Em caso de sanção, projeto de lei forçará cidadãos a mudar drasticamente sua rotina  - Doni Castilho/Infomoto
Em caso de sanção, projeto de lei forçará cidadãos a mudar drasticamente sua rotina Imagem: Doni Castilho/Infomoto

Da Infomoto

02/12/2011 18h43

Na última semana o projeto de lei 485/2011, aprovado da Assembleia Legislativa do Estado de São Paulo, pegou muitos motociclistas de surpresa -- além de fomentar a discussão em inúmeras comunidades na internet. A intenção do autor, o deputado estadual Jooji Hato, é diminuir os assaltos nas cidades com mais de um milhão de habitantes e, para isso, sugere proibir a circulação de motos transportando garupa de segunda a sexta-feira -- veja bem, em dias úteis. O projeto também obriga os proprietários de motos que queiram levar garupa aos finais de semana a usar um colete e um capacete com a placa da moto devidamente registrada e bem visível.

Sem argumentos legais e embasado por experiência pessoal, o deputado chegou a declarar à reportagem do Jornal da Globo (TV Globo) que "se você for abordado por garupa de moto, com certeza absoluta você vai ficar apavorado. Já fui assaltado e não quero que os outros passem o que eu passei".

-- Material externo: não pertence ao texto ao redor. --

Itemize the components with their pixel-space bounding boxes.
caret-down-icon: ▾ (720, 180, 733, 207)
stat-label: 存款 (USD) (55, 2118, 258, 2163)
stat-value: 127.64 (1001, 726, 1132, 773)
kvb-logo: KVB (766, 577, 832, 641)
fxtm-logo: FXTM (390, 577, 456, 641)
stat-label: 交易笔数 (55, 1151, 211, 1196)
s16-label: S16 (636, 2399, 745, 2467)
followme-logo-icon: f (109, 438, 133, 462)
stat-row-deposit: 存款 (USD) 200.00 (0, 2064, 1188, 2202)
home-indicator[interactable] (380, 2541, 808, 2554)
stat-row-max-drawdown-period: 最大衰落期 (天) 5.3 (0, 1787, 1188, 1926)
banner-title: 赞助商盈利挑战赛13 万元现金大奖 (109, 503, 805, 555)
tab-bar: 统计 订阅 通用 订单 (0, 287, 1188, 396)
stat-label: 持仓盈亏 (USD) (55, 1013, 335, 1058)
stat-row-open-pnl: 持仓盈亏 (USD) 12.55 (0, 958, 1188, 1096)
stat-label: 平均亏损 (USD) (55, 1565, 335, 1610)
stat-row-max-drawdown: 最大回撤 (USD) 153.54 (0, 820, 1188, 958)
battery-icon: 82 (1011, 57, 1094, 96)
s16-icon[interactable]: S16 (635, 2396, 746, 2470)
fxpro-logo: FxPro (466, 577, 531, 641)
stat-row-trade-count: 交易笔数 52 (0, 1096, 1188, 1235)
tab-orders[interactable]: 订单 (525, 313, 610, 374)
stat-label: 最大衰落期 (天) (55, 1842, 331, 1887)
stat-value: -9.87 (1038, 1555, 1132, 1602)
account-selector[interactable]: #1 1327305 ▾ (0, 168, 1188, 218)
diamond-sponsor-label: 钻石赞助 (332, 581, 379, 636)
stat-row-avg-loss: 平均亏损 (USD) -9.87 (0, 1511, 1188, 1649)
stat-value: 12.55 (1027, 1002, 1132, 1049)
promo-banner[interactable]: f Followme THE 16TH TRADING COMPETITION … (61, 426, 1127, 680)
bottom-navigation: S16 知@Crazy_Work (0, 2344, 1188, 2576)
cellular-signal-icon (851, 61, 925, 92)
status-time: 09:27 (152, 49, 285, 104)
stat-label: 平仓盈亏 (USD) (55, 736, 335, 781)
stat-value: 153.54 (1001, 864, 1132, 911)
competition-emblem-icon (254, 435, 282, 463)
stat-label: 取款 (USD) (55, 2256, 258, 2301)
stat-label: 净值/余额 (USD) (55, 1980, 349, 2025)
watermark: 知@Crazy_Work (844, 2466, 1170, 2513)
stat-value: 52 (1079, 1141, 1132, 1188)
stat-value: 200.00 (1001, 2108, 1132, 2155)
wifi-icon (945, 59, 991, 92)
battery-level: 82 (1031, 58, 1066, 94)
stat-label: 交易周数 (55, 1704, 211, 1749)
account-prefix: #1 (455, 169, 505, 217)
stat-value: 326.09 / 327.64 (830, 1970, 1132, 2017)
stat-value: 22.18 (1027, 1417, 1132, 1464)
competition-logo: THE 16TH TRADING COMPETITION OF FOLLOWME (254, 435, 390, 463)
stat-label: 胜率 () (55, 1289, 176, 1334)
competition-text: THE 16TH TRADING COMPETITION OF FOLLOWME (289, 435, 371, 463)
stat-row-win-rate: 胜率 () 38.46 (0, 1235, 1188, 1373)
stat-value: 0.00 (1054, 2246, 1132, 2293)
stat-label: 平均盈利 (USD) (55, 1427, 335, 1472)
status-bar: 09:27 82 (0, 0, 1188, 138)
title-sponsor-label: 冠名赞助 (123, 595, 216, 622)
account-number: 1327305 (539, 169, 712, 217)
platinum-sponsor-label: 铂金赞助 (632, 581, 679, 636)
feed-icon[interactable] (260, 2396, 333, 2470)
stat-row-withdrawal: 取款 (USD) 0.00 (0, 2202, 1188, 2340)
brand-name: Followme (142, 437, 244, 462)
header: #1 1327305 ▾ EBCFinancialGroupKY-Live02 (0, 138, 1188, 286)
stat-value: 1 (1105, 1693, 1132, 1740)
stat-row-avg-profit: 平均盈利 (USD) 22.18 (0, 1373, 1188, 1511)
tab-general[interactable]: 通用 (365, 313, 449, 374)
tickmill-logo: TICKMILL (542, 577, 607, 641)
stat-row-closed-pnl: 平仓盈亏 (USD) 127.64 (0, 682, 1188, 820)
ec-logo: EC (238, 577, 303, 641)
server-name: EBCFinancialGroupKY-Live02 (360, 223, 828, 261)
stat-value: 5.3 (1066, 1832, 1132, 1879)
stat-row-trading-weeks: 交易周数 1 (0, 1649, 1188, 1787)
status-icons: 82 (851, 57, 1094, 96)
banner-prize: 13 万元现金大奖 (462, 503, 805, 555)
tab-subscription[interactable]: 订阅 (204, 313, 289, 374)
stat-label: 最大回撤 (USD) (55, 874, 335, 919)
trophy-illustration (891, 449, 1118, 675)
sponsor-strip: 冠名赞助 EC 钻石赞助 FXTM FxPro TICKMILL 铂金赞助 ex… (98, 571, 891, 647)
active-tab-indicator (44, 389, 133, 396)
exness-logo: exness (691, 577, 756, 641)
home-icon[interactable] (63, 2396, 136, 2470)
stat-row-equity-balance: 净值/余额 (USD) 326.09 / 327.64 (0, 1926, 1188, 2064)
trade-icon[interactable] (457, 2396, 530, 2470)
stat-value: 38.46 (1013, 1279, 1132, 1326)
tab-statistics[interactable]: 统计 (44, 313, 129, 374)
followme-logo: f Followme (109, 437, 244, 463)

Mas será o argumento de Hato plausível para proibir motos com garupa? Na busca por declarações oficiais a reportagem da Infomoto procurou a Polícia Militar do Estado de São Paulo, a CET (Companhia de Engenharia de Tráfego) e a OAB (Ordem dos Advogados do Brasil). A resposta foi padrão: "Não podemos opinar sobre um projeto de lei. Só falaremos sobre o assunto caso o projeto seja sancionado pelo governador".

Mas, de antemão, temos uma certeza. "Caso venha a ser sancionado, o projeto de lei, indiscutivelmente, vai complicar e inviabilizar, ainda mais, a vida de milhares de trabalhadores, que dependem exclusivamente da motocicleta como meio de transporte. E, consequentemente, tornará o trânsito da cidade de São Paulo, por exemplo, ainda mais caótico do que já é", avalia o presidente da Comissão de Trânsito da OAB-SP, Maurício Januzzi.

QUEM PERDE? QUEM GANHA?
Para estimular a discussão sobre o tema, Infomoto procurou personagens que dependem da carona de moto para realizar suas rotinas diárias. E, claro, também encontramos aqueles que acreditam que a proibição seria uma ação eficaz para reduzir a violência nos grandes centros.

"Só assim eles (motociclistas) vão parar de andar no corredor feito loucos. Penso também que diminuiria muito os assaltos, já que com a garupa fica muito mais fácil roubar", declara Thiago Ramires, proprietário de uma padaria na capital paulista.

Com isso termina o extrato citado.